Large pharmaceutical companies, though, don’t always see the value of developing new antibiotics, Rybak says. "The research that is required to go into antibiotics is high; the cost margin is terrible. It’s difficult for them to take a venture into the antibiotic field because the profit margin is small compared to that of chronic drugs."
For this reason, development of new antibiotics often has fallen to smaller companies. However, if the company only has the one antibiotic in development and the U.S. Food and Drug Administration does not end up approving it, the company might not have the resources to try again.
It is important, then, for the government to encourage larger companies to try to develop new antibiotics, because the profits from other drugs can help them survive a drug that does not get approved, Rybak says. "Somehow a partnership with the government needs to encourage that."

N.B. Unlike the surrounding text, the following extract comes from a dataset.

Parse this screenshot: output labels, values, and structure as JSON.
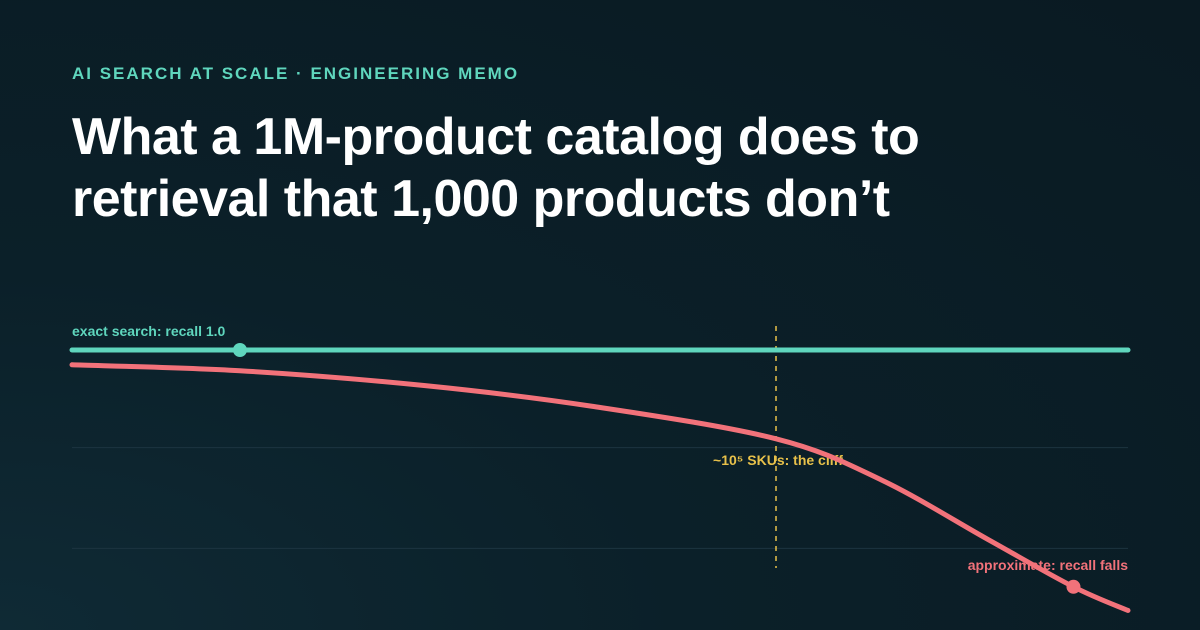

That possibility leads Rybak to suggest a more aggressive stance in the treatment of drug-resistant bacteria: If health care professionals can rise to the challenge of infectious diseases such as severe acute respiratory syndrome (SARS), maybe the same approach can work with antimicrobial resistance.
"Like SARS, the threat posed by resistant bacteria is scary," Rybak said in his opening remarks at the panel. "Our fear is that we are simply running out of options, and this situation is only going to get worse in the months and years to come if we do not collectively do something about it now."
Leaving aside tuberculosis, in which the patient is isolated immediately when treated in a hospital setting, patients with a drug-resistant organism may not be isolated, depending on the type of organism they have, Rybak says. Instead of being complacent about antibiotic resistance, why don’t clinicians put the same effort into treating it that they would invest in a disease like SARS?
Not seeing the immediacy of drug-resistant organisms is a stumbling block, he says. "We just think it’s not going to affect us. If we don’t see people dropping dead like they might from SARS, we don’t concern ourselves."
The goal is to stop the problem before someone gets very sick with no antibiotic working against the infection, he adds. "It’s not too long in the distant future before we have organisms that don’t respond to anything."